Kent County recently installed two new traffic signals at White Creek and 17 Mile Road that will hopefully cut down on crashes in that intersection. Drivers that travel eastbound on 17 Mile and wish to turn left (north) on White Creek and those traveling westbound who wish to turn left (south) on White Creek now have a left-hand turn signal to help time their turn.

“Our Traffic and Safety Division had received a number of concerns regarding the intersection and had been monitoring the location,” explained Maura Lamoreaux, communications spokesman for the Kent County Road Commission. “Integral to the decision to install the signal was data that included the types of crashes occurring and the volume of traffic at the intersection, particularly the volume of eastbound left turns coupled with the lack of gaps in opposing westbound traffic.”

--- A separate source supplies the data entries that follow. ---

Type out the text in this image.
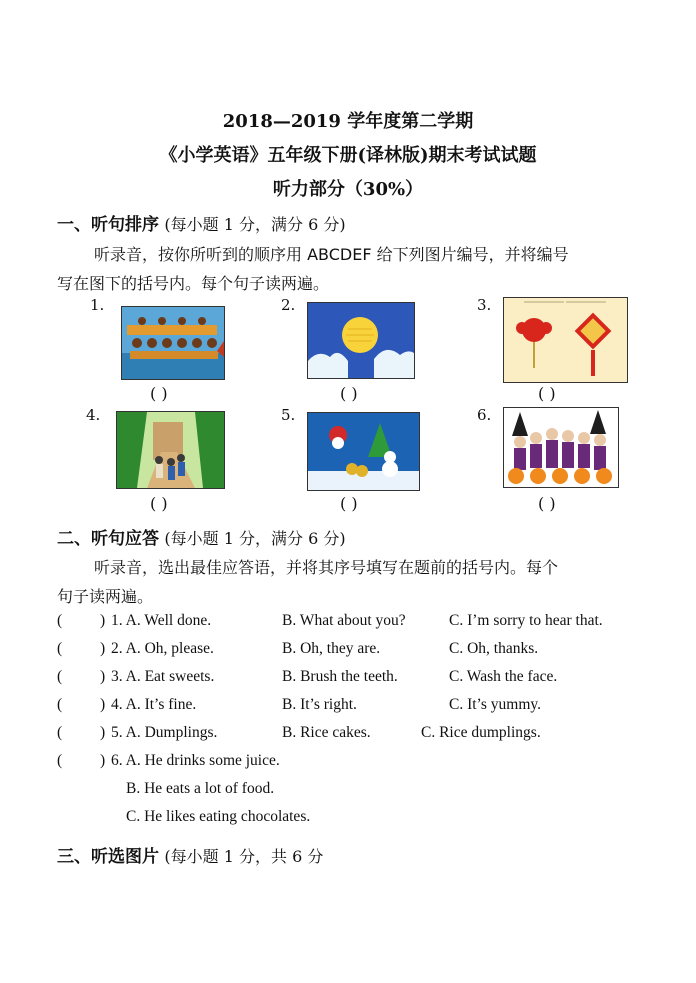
2018—2019 学年度第二学期
《小学英语》五年级下册(译林版)期末考试试题
听力部分（30%）
一、听句排序 (每小题 1 分，满分 6 分)
听录音，按你所听到的顺序用 ABCDEF 给下列图片编号，并将编号
写在图下的括号内。每个句子读两遍。
1.
( )
2.
( )
3.
( )
4.
( )
5.
( )
6.
( )
二、听句应答 (每小题 1 分，满分 6 分)
听录音，选出最佳应答语，并将其序号填写在题前的括号内。每个
句子读两遍。
( ) 1. A. Well done.	B. What about you?	C. I’m sorry to hear that.
( ) 2. A. Oh, please.	B. Oh, they are.	C. Oh, thanks.
( ) 3. A. Eat sweets.	B. Brush the teeth.	C. Wash the face.
( ) 4. A. It’s fine.	B. It’s right.	C. It’s yummy.
( ) 5. A. Dumplings.	B. Rice cakes.	C. Rice dumplings.
( ) 6. A. He drinks some juice.
B. He eats a lot of food.
C. He likes eating chocolates.
三、听选图片 (每小题 1 分，共 6 分
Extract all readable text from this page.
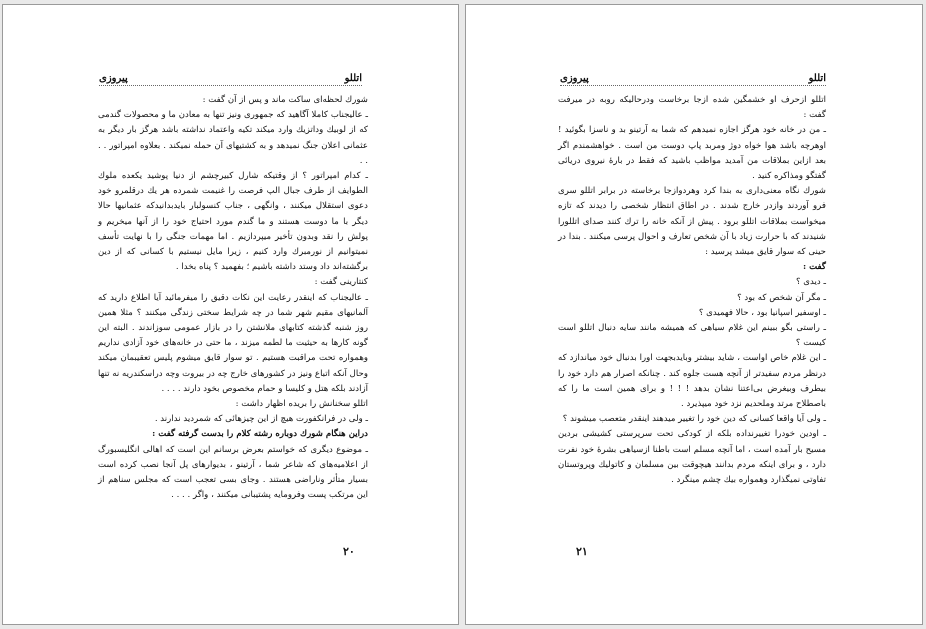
پیروزی	اتللو

شورك لحظه‌ای ساکت ماند و پس از آن گفت :

ـ عالیجناب کاملا آگاهید که جمهوری ونیز تنها به معادن ما و محصولات گندمی که از لوبیك وداتزیك وارد میكند تکیه واعتماد نداشته باشد هرگز بار دیگر به عثمانی اعلان جنگ نمیدهد و به کشتیهای آن حمله نمیکند . بعلاوه امپراتور . . . .

ـ کدام امپراتور ؟ از وقتیکه شارل کبیرچشم از دنیا پوشید یکعده ملوك الطوایف از طرف جبال الپ فرصت را غنیمت شمرده هر یك درقلمرو خود دعوی استقلال میکنند ، وانگهی ، جناب کنسولبار بایدبدانیدکه عثمانیها حالا دیگر با ما دوست هستند و ما گندم مورد احتیاج خود را از آنها میخریم و پولش را نقد وبدون تأخیر میپردازیم . اما مهمات جنگی را با نهایت تأسف نمیتوانیم از نورمبرك وارد کنیم ، زیرا مایل نیستیم با کسانی که از دین برگشته‌اند داد وستد داشته باشیم ؛ بفهمید ؟ پناه بخدا .

کنتارینی گفت :

ـ عالیجناب که اینقدر رعایت این نکات دقیق را میفرمائید آیا اطلاع دارید که آلمانیهای مقیم شهر شما در چه شرایط سختی زندگی میکنند ؟ مثلا همین روز شنبه گذشته کتابهای ملانشتن را در بازار عمومی سوزاندند . البته این گونه کارها به حیثیت ما لطمه میزند ، ما حتی در خانه‌های خود آزادی نداریم وهمواره تحت مراقبت هستیم . تو سوار قایق میشوم پلیس تعقیبمان میکند وحال آنکه اتباع ونیز در کشورهای خارج چه در بیروت وچه دراسکندریه نه تنها آزادند بلکه هتل و کلیسا و حمام مخصوص بخود دارند . . . .

اتللو سخنانش را بریده اظهار داشت :

ـ ولی در فرانکفورت هیچ از این چیزهائی که شمردید ندارند .

دراین هنگام شورك دوباره رشته کلام را بدست گرفته گفت :

ـ موضوع دیگری که خواستم بعرض برسانم این است که اهالی انگلیسبورگ از اعلامیه‌های که شاعر شما ، آرتینو ، بدیوارهای پل آنجا نصب کرده است بسیار متأثر وناراضی هستند . وجای بسی تعجب است که مجلس سناهم از این مرتکب پست وفرومایه پشتیبانی میکنند ، واگر . . . .

۲۰
پیروزی	اتللو

اتللو ازحرف او خشمگین شده ازجا برخاست ودرحالیکه روبه در میرفت گفت :

ـ من در خانه خود هرگز اجازه نمیدهم که شما به آرتینو بد و ناسزا بگوئید ! اوهرچه باشد هوا خواه دوژ ومربد پاپ دوست من است . خواهشمندم اگر بعد ازاین بملاقات من آمدید مواظب باشید که فقط در بارهٔ نیروی دریائی گفتگو ومذاکره کنید .

شورك نگاه معنی‌داری به بندا کرد وهردوازجا برخاسته در برابر اتللو سری فرو آوردند وازدر خارج شدند . در اطاق انتظار شخصی را دیدند که تازه میخواست بملاقات اتللو برود . پیش از آنکه خانه را ترك کنند صدای اتللورا شنیدند که با حرارت زیاد با آن شخص تعارف و احوال پرسی میکنند . بندا در حینی که سوار قایق میشد پرسید :

گفت :

ـ دیدی ؟

ـ مگر آن شخص که بود ؟

ـ اوسفیر اسپانیا بود ، حالا فهمیدی ؟

ـ راستی بگو ببینم این غلام سیاهی که همیشه مانند سایه دنبال اتللو است کیست ؟

ـ این غلام خاص اواست ، شاید بیشتر وبایدبجهت اورا بدنبال خود میاندازد که درنظر مردم سفیدتر از آنچه هست جلوه کند . چنانکه اصرار هم دارد خود را بیطرف وبیغرض بی‌اعتنا نشان بدهد ! ! ! و برای همین است ما را که باصطلاح مرتد وملحدیم نزد خود میپذیرد .

ـ ولی آیا واقعا کسانی که دین خود را تغییر میدهند اینقدر متعصب میشوند ؟

ـ اودین خودرا تغییرنداده بلکه از کودکی تحت سرپرستی کشیشی بردین مسیح بار آمده است ، اما آنچه مسلم است باطنا ازسیاهی بشرهٔ خود نفرت دارد ، و برای اینکه مردم بدانند هیچوقت بین مسلمان و کاتولیك وپروتستان تفاوتی نمیگذارد وهمواره بیك چشم مینگرد .

۲۱
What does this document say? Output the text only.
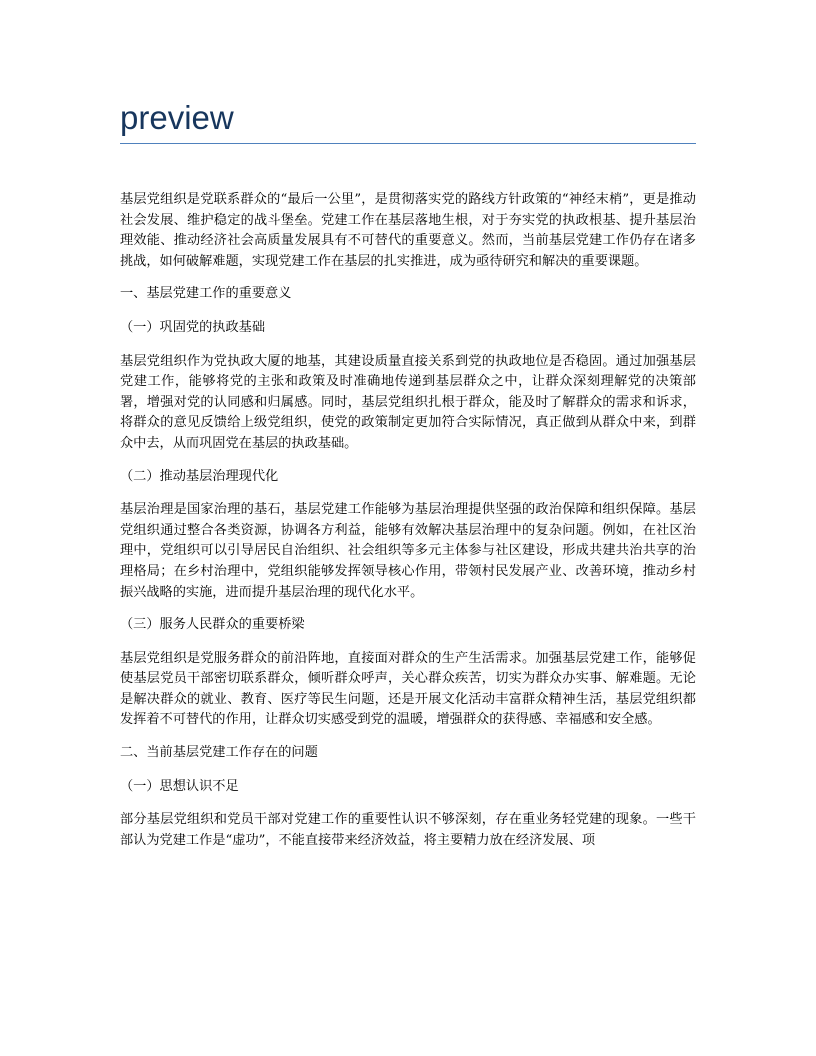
preview

基层党组织是党联系群众的“最后一公里”，是贯彻落实党的路线方针政策的“神经末梢”，更是推动社会发展、维护稳定的战斗堡垒。党建工作在基层落地生根，对于夯实党的执政根基、提升基层治理效能、推动经济社会高质量发展具有不可替代的重要意义。然而，当前基层党建工作仍存在诸多挑战，如何破解难题，实现党建工作在基层的扎实推进，成为亟待研究和解决的重要课题。

一、基层党建工作的重要意义

（一）巩固党的执政基础

基层党组织作为党执政大厦的地基，其建设质量直接关系到党的执政地位是否稳固。通过加强基层党建工作，能够将党的主张和政策及时准确地传递到基层群众之中，让群众深刻理解党的决策部署，增强对党的认同感和归属感。同时，基层党组织扎根于群众，能及时了解群众的需求和诉求，将群众的意见反馈给上级党组织，使党的政策制定更加符合实际情况，真正做到从群众中来，到群众中去，从而巩固党在基层的执政基础。

（二）推动基层治理现代化

基层治理是国家治理的基石，基层党建工作能够为基层治理提供坚强的政治保障和组织保障。基层党组织通过整合各类资源，协调各方利益，能够有效解决基层治理中的复杂问题。例如，在社区治理中，党组织可以引导居民自治组织、社会组织等多元主体参与社区建设，形成共建共治共享的治理格局；在乡村治理中，党组织能够发挥领导核心作用，带领村民发展产业、改善环境，推动乡村振兴战略的实施，进而提升基层治理的现代化水平。

（三）服务人民群众的重要桥梁

基层党组织是党服务群众的前沿阵地，直接面对群众的生产生活需求。加强基层党建工作，能够促使基层党员干部密切联系群众，倾听群众呼声，关心群众疾苦，切实为群众办实事、解难题。无论是解决群众的就业、教育、医疗等民生问题，还是开展文化活动丰富群众精神生活，基层党组织都发挥着不可替代的作用，让群众切实感受到党的温暖，增强群众的获得感、幸福感和安全感。

二、当前基层党建工作存在的问题

（一）思想认识不足

部分基层党组织和党员干部对党建工作的重要性认识不够深刻，存在重业务轻党建的现象。一些干部认为党建工作是“虚功”，不能直接带来经济效益，将主要精力放在经济发展、项
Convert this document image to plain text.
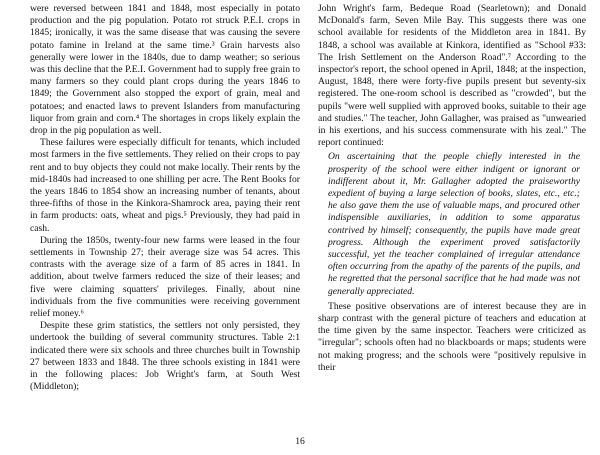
were reversed between 1841 and 1848, most especially in potato production and the pig population. Potato rot struck P.E.I. crops in 1845; ironically, it was the same disease that was causing the severe potato famine in Ireland at the same time.³ Grain harvests also generally were lower in the 1840s, due to damp weather; so serious was this decline that the P.E.I. Government had to supply free grain to many farmers so they could plant crops during the years 1846 to 1849; the Government also stopped the export of grain, meal and potatoes; and enacted laws to prevent Islanders from manufacturing liquor from grain and corn.⁴ The shortages in crops likely explain the drop in the pig population as well.

These failures were especially difficult for tenants, which included most farmers in the five settlements. They relied on their crops to pay rent and to buy objects they could not make locally. Their rents by the mid-1840s had increased to one shilling per acre. The Rent Books for the years 1846 to 1854 show an increasing number of tenants, about three-fifths of those in the Kinkora-Shamrock area, paying their rent in farm products: oats, wheat and pigs.⁵ Previously, they had paid in cash.

During the 1850s, twenty-four new farms were leased in the four settlements in Township 27; their average size was 54 acres. This contrasts with the average size of a farm of 85 acres in 1841. In addition, about twelve farmers reduced the size of their leases; and five were claiming squatters' privileges. Finally, about nine individuals from the five communities were receiving government relief money.⁶

Despite these grim statistics, the settlers not only persisted, they undertook the building of several community structures. Table 2:1 indicated there were six schools and three churches built in Township 27 between 1833 and 1848. The three schools existing in 1841 were in the following places: Job Wright's farm, at South West (Middleton);

John Wright's farm, Bedeque Road (Searletown); and Donald McDonald's farm, Seven Mile Bay. This suggests there was one school available for residents of the Middleton area in 1841. By 1848, a school was available at Kinkora, identified as "School #33: The Irish Settlement on the Anderson Road".⁷ According to the inspector's report, the school opened in April, 1848; at the inspection, August, 1848, there were forty-five pupils present but seventy-six registered. The one-room school is described as "crowded", but the pupils "were well supplied with approved books, suitable to their age and studies." The teacher, John Gallagher, was praised as "unwearied in his exertions, and his success commensurate with his zeal." The report continued:

On ascertaining that the people chiefly interested in the prosperity of the school were either indigent or ignorant or indifferent about it, Mr. Gallagher adopted the praiseworthy expedient of buying a large selection of books, slates, etc., etc.; he also gave them the use of valuable maps, and procured other indispensible auxiliaries, in addition to some apparatus contrived by himself; consequently, the pupils have made great progress. Although the experiment proved satisfactorily successful, yet the teacher complained of irregular attendance often occurring from the apathy of the parents of the pupils, and he regretted that the personal sacrifice that he had made was not generally appreciated.

These positive observations are of interest because they are in sharp contrast with the general picture of teachers and education at the time given by the same inspector. Teachers were criticized as "irregular"; schools often had no blackboards or maps; students were not making progress; and the schools were "positively repulsive in their

16
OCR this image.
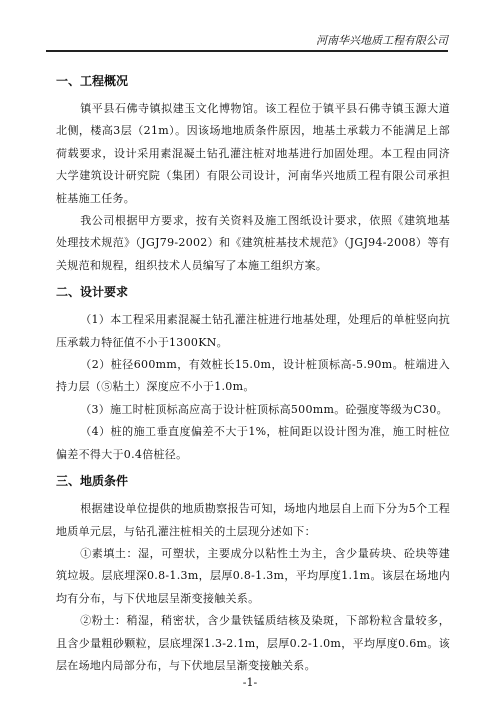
河南华兴地质工程有限公司
一、工程概况

镇平县石佛寺镇拟建玉文化博物馆。该工程位于镇平县石佛寺镇玉源大道北侧，楼高3层（21m）。因该场地地质条件原因，地基土承载力不能满足上部荷载要求，设计采用素混凝土钻孔灌注桩对地基进行加固处理。本工程由同济大学建筑设计研究院（集团）有限公司设计，河南华兴地质工程有限公司承担桩基施工任务。

我公司根据甲方要求，按有关资料及施工图纸设计要求，依照《建筑地基处理技术规范》（JGJ79-2002）和《建筑桩基技术规范》（JGJ94-2008）等有关规范和规程，组织技术人员编写了本施工组织方案。

二、设计要求

（1）本工程采用素混凝土钻孔灌注桩进行地基处理，处理后的单桩竖向抗压承载力特征值不小于1300KN。

（2）桩径600mm，有效桩长15.0m，设计桩顶标高-5.90m。桩端进入持力层（⑤粘土）深度应不小于1.0m。

（3）施工时桩顶标高应高于设计桩顶标高500mm。砼强度等级为C30。

（4）桩的施工垂直度偏差不大于1%，桩间距以设计图为准，施工时桩位偏差不得大于0.4倍桩径。

三、地质条件

根据建设单位提供的地质勘察报告可知，场地内地层自上而下分为5个工程地质单元层，与钻孔灌注桩相关的土层现分述如下：

①素填土：湿，可塑状，主要成分以粘性土为主，含少量砖块、砼块等建筑垃圾。层底埋深0.8-1.3m，层厚0.8-1.3m，平均厚度1.1m。该层在场地内均有分布，与下伏地层呈渐变接触关系。

②粉土：稍湿，稍密状，含少量铁锰质结核及染斑，下部粉粒含量较多，且含少量粗砂颗粒，层底埋深1.3-2.1m，层厚0.2-1.0m，平均厚度0.6m。该层在场地内局部分布，与下伏地层呈渐变接触关系。

-1-
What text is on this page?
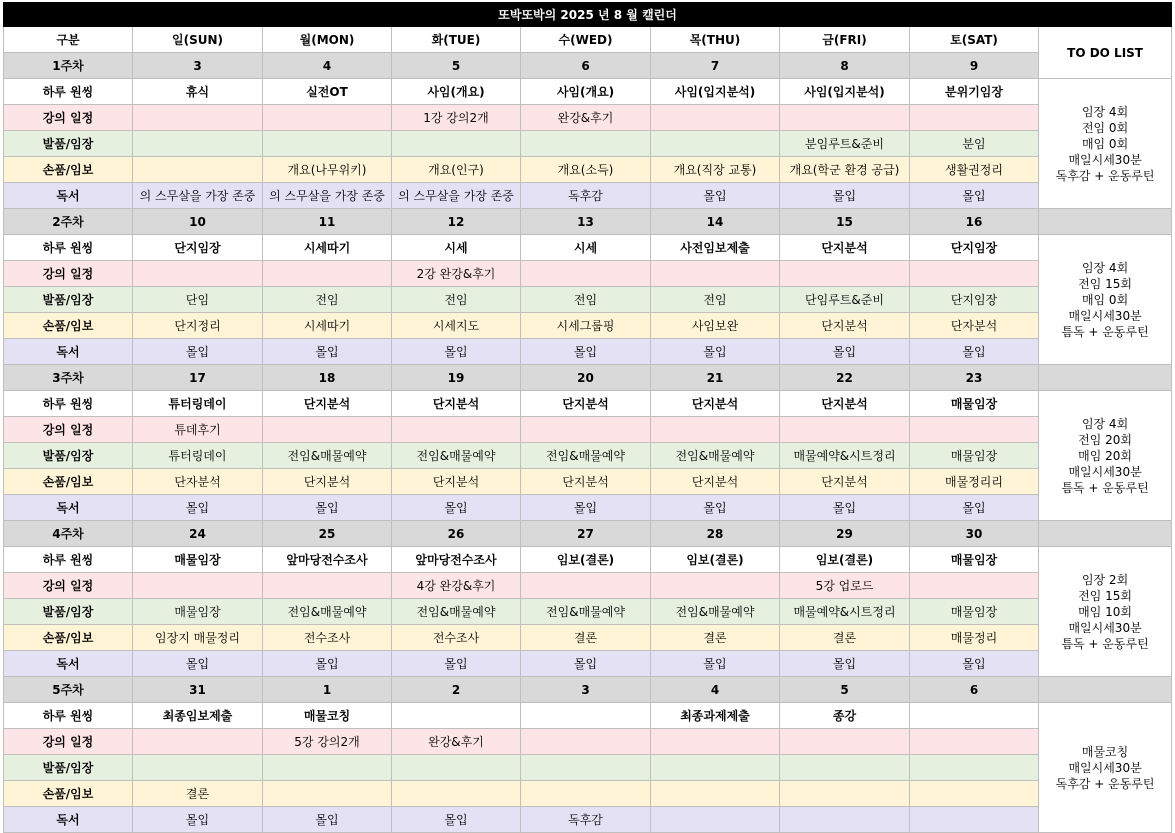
또박또박의 2025 년 8 월 캘린더								
구분	일(SUN)	월(MON)	화(TUE)	수(WED)	목(THU)	금(FRI)	토(SAT)	TO DO LIST
1주차	3	4	5	6	7	8	9	
하루 원씽	휴식	실전OT	사임(개요)	사임(개요)	사임(입지분석)	사임(입지분석)	분위기임장	임장 4회
전임 0회
매임 0회
매일시세30분
독후감 + 운동루틴

강의 일정			1강 강의2개	완강&후기				
발품/임장						분임루트&준비	분임	
손품/임보		개요(나무위키)	개요(인구)	개요(소득)	개요(직장 교통)	개요(학군 환경 공급)	생활권정리	
독서	의 스무살을 가장 존중	의 스무살을 가장 존중	의 스무살을 가장 존중	독후감	몰입	몰입	몰입	
2주차	10	11	12	13	14	15	16	
하루 원씽	단지임장	시세따기	시세	시세	사전임보제출	단지분석	단지임장	임장 4회
전임 15회
매임 0회
매일시세30분
틈독 + 운동루틴

강의 일정			2강 완강&후기					
발품/임장	단임	전임	전임	전임	전임	단임루트&준비	단지임장	
손품/임보	단지정리	시세따기	시세지도	시세그룹핑	사임보완	단지분석	단자분석	
독서	몰입	몰입	몰입	몰입	몰입	몰입	몰입	
3주차	17	18	19	20	21	22	23	
하루 원씽	튜터링데이	단지분석	단지분석	단지분석	단지분석	단지분석	매물임장	임장 4회
전임 20회
매임 20회
매일시세30분
틈독 + 운동루틴

강의 일정	튜데후기							
발품/임장	튜터링데이	전임&매물예약	전임&매물예약	전임&매물예약	전임&매물예약	매물예약&시트정리	매물임장	
손품/임보	단자분석	단지분석	단지분석	단지분석	단지분석	단지분석	매물정리리	
독서	몰입	몰입	몰입	몰입	몰입	몰입	몰입	
4주차	24	25	26	27	28	29	30	
하루 원씽	매물임장	앞마당전수조사	앞마당전수조사	임보(결론)	임보(결론)	임보(결론)	매물임장	임장 2회
전임 15회
매임 10회
매일시세30분
틈독 + 운동루틴

강의 일정			4강 완강&후기			5강 업로드		
발품/임장	매물임장	전임&매물예약	전임&매물예약	전임&매물예약	전임&매물예약	매물예약&시트정리	매물임장	
손품/임보	임장지 매물정리	전수조사	전수조사	결론	결론	결론	매물정리	
독서	몰입	몰입	몰입	몰입	몰입	몰입	몰입	
5주차	31	1	2	3	4	5	6	
하루 원씽	최종임보제출	매물코칭			최종과제제출	종강		매물코칭
매일시세30분
독후감 + 운동루틴

강의 일정		5강 강의2개	완강&후기					
발품/임장								
손품/임보	결론							
독서	몰입	몰입	몰입	독후감				
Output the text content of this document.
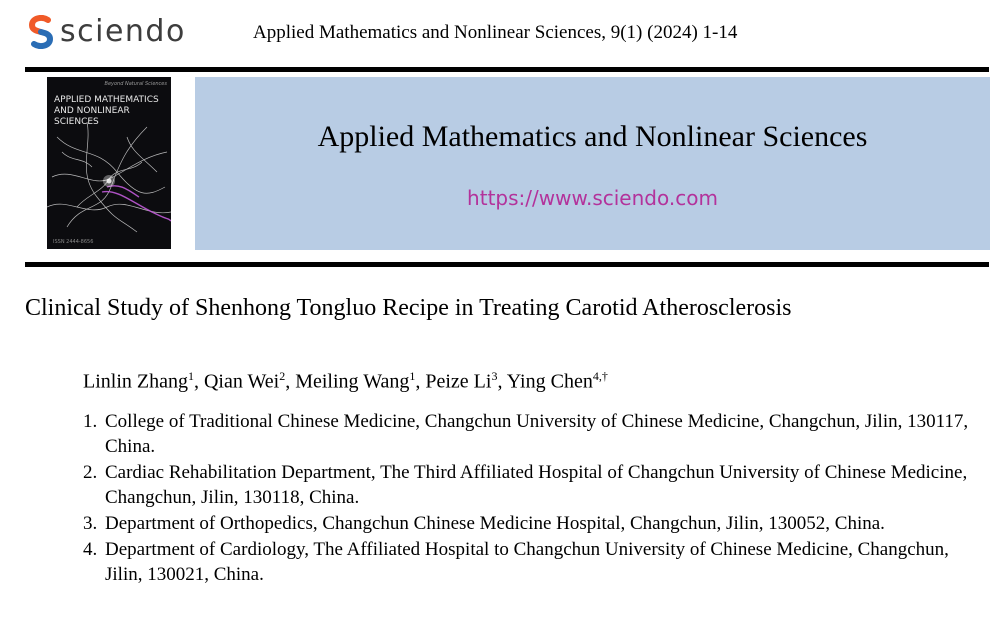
sciendo	Applied Mathematics and Nonlinear Sciences, 9(1) (2024) 1-14
Beyond Natural Sciences
APPLIED MATHEMATICS AND NONLINEAR SCIENCES
ISSN 2444-8656
Applied Mathematics and Nonlinear Sciences
https://www.sciendo.com
Clinical Study of Shenhong Tongluo Recipe in Treating Carotid Atherosclerosis
Linlin Zhang$^1$, Qian Wei$^2$, Meiling Wang$^1$, Peize Li$^3$, Ying Chen$^{4,\dagger}$
1. College of Traditional Chinese Medicine, Changchun University of Chinese Medicine, Changchun, Jilin, 130117, China.
2. Cardiac Rehabilitation Department, The Third Affiliated Hospital of Changchun University of Chinese Medicine, Changchun, Jilin, 130118, China.
3. Department of Orthopedics, Changchun Chinese Medicine Hospital, Changchun, Jilin, 130052, China.
4. Department of Cardiology, The Affiliated Hospital to Changchun University of Chinese Medicine, Changchun, Jilin, 130021, China.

Lamoreaux said that the most recent 24-hour count showed approximately 19,000 vehicles travel through that intersection every day.

People might also be happy to know that another busy intersection in the area will get a stop and go signal later this year. The Michigan Department of Transportation will put in the signal at M-57 (14 Mile) and Myers Lake Avenue. “The traffic signal study showed significant delays on Myers Lake Rd, high enough traffic volumes, and a lack of gaps in the M-57 traffic stream,” explained John Richard, with MDOT. He said the signal will be installed sometime in their 2017 fiscal year, which means by or before September 30, 2017.